Despite my nerves, I think I remained quite clam during the whole process. I warmed up a little too early, something that I've always been guilty of, but this time it was more to have time to find a practice room, which I've discovered is nearly impossible. I warmed up slowly, making sure that I didn't overdo anything or blow out my vocal cords and ruin the audition. After taking plenty of time, I went to the MAC and took a deep breath. I could hear several people warming up in the dressing rooms, including one woman (who's name I didn't get and who I didn't hear perform), who has a voice like Jessye Norman (just found out this week she's in my sutdio!). There was another freshman singing that morning besides myself, but otherwise the singers were either graduate students or older undergrads.

Most of the stage was blocked off, and we only sang on a space a little bigger than the orchestra pit. The rest of the stage was the "green room" of sorts, and even though I knew that the stage was more than large, I was still surprised at its size. Some random set pieces from Rigoletto were on the stage behind the curtain as well as stage lights and other construction pieces. I waited for a while before I sang, listening to the other students, feeling some intimidation, but also remembering that there had been some singers who had done rather poorly on Thursday night.

But finally, my time came. The pianist who was playing for me was already on stage when I went out there, and I handed him the music, stated my name, audition number, and piece, and began to sing. Overall, I feel that I sang very well. Of course there were things that I wish had gone better, like not having to swallow at the beginning of some phrases (bugger), but my high notes were in place, and I didn't push. I was also surprised to hear my voice bounce back, which I had not expected. Makes me wonder how loud I am. After I was done being Cherubino (I sang "Non so piu" from Le Nozze di Figaro), I walked backstage to get my bags and go. As I was walking out, the pianist took my arm and said I had sung well, making me feel happy about what I had done. My teacher called me later that afternoon and told me that she felt I had done well, and that the feedback had been very positive. For that, I am very thankful and humbled.

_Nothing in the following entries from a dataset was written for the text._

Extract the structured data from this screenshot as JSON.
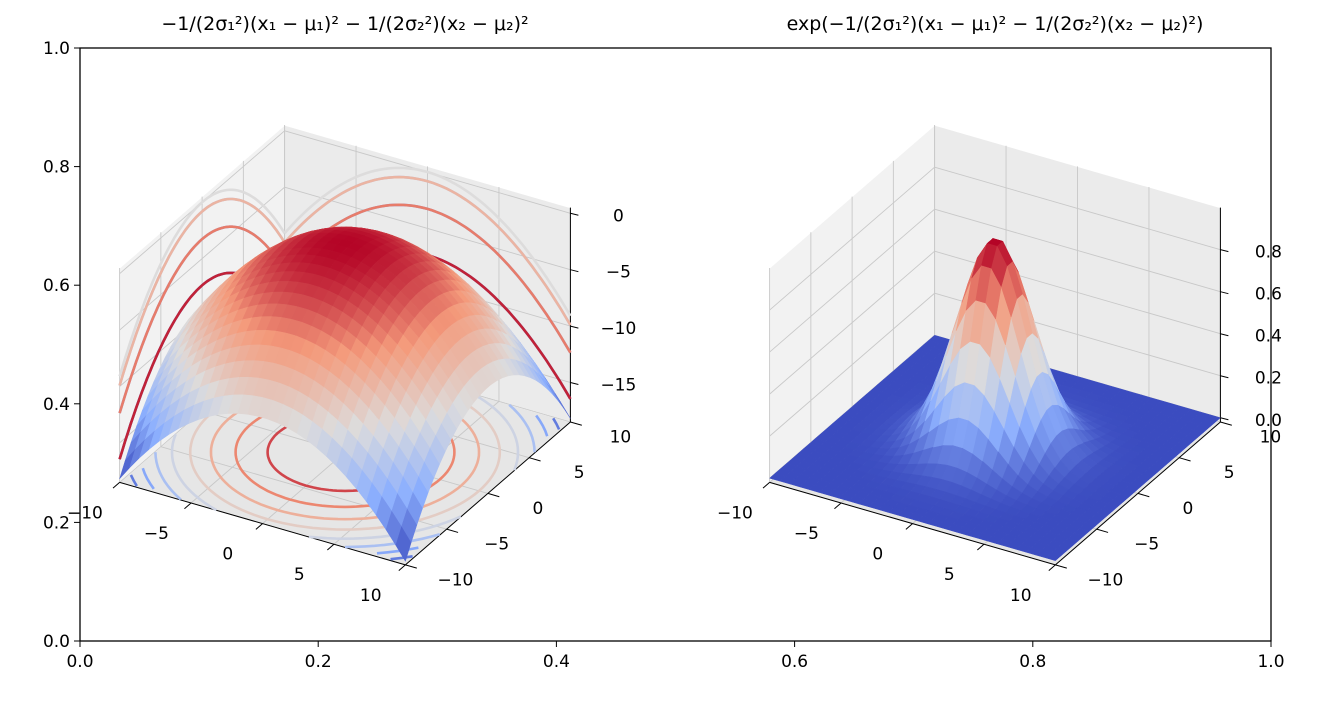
{
  "figure": {
    "outer_axes": {
      "xlim": [
        0,
        1
      ],
      "ylim": [
        0,
        1
      ],
      "xticks": [
        "0.0",
        "0.2",
        "0.4",
        "0.6",
        "0.8",
        "1.0"
      ],
      "yticks": [
        "0.0",
        "0.2",
        "0.4",
        "0.6",
        "0.8",
        "1.0"
      ]
    }
  },
  "chart_data": [
    {
      "type": "surface3d",
      "title": "−1/(2σ₁²)(x₁ − μ₁)² − 1/(2σ₂²)(x₂ − μ₂)²",
      "function": "-(x-mu1)^2/(2*s1^2) - (y-mu2)^2/(2*s2^2)",
      "params": {
        "mu1": 0,
        "mu2": 0,
        "sigma1_sq": 5.5,
        "sigma2_sq": 5.5
      },
      "xlim": [
        -10,
        10
      ],
      "ylim": [
        -10,
        10
      ],
      "zlim": [
        -18.5,
        0.5
      ],
      "xticks": [
        "−10",
        "−5",
        "0",
        "5",
        "10"
      ],
      "yticks": [
        "−10",
        "−5",
        "0",
        "5",
        "10"
      ],
      "zticks": [
        "0",
        "−5",
        "−10",
        "−15"
      ],
      "colormap": "coolwarm",
      "contour_projections": true,
      "grid": true
    },
    {
      "type": "surface3d",
      "title": "exp(−1/(2σ₁²)(x₁ − μ₁)² − 1/(2σ₂²)(x₂ − μ₂)²)",
      "function": "exp(-(x-mu1)^2/(2*s1^2) - (y-mu2)^2/(2*s2^2))",
      "params": {
        "mu1": 0,
        "mu2": 0,
        "sigma1_sq": 5.5,
        "sigma2_sq": 5.5
      },
      "xlim": [
        -10,
        10
      ],
      "ylim": [
        -10,
        10
      ],
      "zlim": [
        -0.02,
        1.0
      ],
      "xticks": [
        "−10",
        "−5",
        "0",
        "5",
        "10"
      ],
      "yticks": [
        "−10",
        "−5",
        "0",
        "5",
        "10"
      ],
      "zticks": [
        "0.0",
        "0.2",
        "0.4",
        "0.6",
        "0.8"
      ],
      "colormap": "coolwarm",
      "contour_projections": false,
      "grid": true
    }
  ],
  "colors": {
    "coolwarm": [
      "#3b4cc0",
      "#8db0fe",
      "#dddcdc",
      "#f49a7b",
      "#b40426"
    ],
    "pane": [
      "#f2f2f2",
      "#ebebeb",
      "#e6e6e6"
    ],
    "grid": "#c8c8c8"
  }
}
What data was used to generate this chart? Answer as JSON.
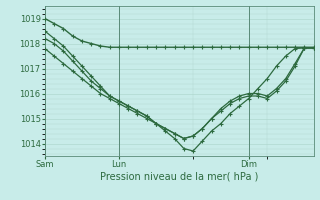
{
  "bg_color": "#c8ece9",
  "grid_color": "#b0d8d0",
  "line_color": "#2d6a3f",
  "marker_color": "#2d6a3f",
  "xlabel": "Pression niveau de la mer( hPa )",
  "ylim": [
    1013.5,
    1019.5
  ],
  "yticks": [
    1014,
    1015,
    1016,
    1017,
    1018,
    1019
  ],
  "xlim": [
    0,
    29
  ],
  "vlines_x": [
    0,
    8,
    22
  ],
  "vlines_labels": [
    "Sam",
    "Lun",
    "Dim"
  ],
  "series": [
    [
      1019.0,
      1018.8,
      1018.6,
      1018.3,
      1018.1,
      1018.0,
      1017.9,
      1017.85,
      1017.85,
      1017.85,
      1017.85,
      1017.85,
      1017.85,
      1017.85,
      1017.85,
      1017.85,
      1017.85,
      1017.85,
      1017.85,
      1017.85,
      1017.85,
      1017.85,
      1017.85,
      1017.85,
      1017.85,
      1017.85,
      1017.85,
      1017.85,
      1017.85,
      1017.85
    ],
    [
      1018.5,
      1018.2,
      1017.9,
      1017.5,
      1017.1,
      1016.7,
      1016.3,
      1015.9,
      1015.7,
      1015.5,
      1015.3,
      1015.1,
      1014.8,
      1014.5,
      1014.2,
      1013.8,
      1013.7,
      1014.1,
      1014.5,
      1014.8,
      1015.2,
      1015.5,
      1015.8,
      1016.2,
      1016.6,
      1017.1,
      1017.5,
      1017.8,
      1017.82,
      1017.82
    ],
    [
      1018.2,
      1018.0,
      1017.7,
      1017.3,
      1016.9,
      1016.5,
      1016.2,
      1015.9,
      1015.7,
      1015.5,
      1015.3,
      1015.1,
      1014.8,
      1014.6,
      1014.4,
      1014.2,
      1014.3,
      1014.6,
      1015.0,
      1015.4,
      1015.7,
      1015.9,
      1016.0,
      1016.0,
      1015.9,
      1016.2,
      1016.6,
      1017.2,
      1017.82,
      1017.82
    ],
    [
      1017.8,
      1017.5,
      1017.2,
      1016.9,
      1016.6,
      1016.3,
      1016.0,
      1015.8,
      1015.6,
      1015.4,
      1015.2,
      1015.0,
      1014.8,
      1014.6,
      1014.4,
      1014.2,
      1014.3,
      1014.6,
      1015.0,
      1015.3,
      1015.6,
      1015.8,
      1015.9,
      1015.9,
      1015.8,
      1016.1,
      1016.5,
      1017.1,
      1017.82,
      1017.82
    ]
  ],
  "title_fontsize": 7,
  "tick_fontsize": 6.0,
  "figsize": [
    3.2,
    2.0
  ],
  "dpi": 100
}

That being out of the way (finally), I waited for my parents to arrive. IU played Indiana State (my brother's university) in the first football game of the season, so the whole family was coming to B-town. For those of you who don't know, IU sports is almost a sacred thing in the Dahling family. Its not just athletics, its a way of life. Well, only for some. But I was more excited to see my family than to go to a football game, much more excited. The game was fairly dull, since IU smothered ISU, but it was fun regardless. Its very nice to be able to see my family this often, and this weekend I'm going home, which I'm more than excited for. Even though I like it here, it will be very nice to be able to get away for a while.

This photos in this post were taken at the first orchestra concert of the year. It was a all Beethoven program; his 5th Symphony and later his 5th Piano Concerto, played by piano faculty member Andre Watts. I wasn't able to see his hands as he played, but I could see his face and all of his talking to himself whilst playing and other interesting quirks. It was beautiful, and the applause lasted for close to five minutes.

More updates, about the operas, dorm life, the buildings that look like the Harry Potter film set (which I think is fantastic!), will come eventually.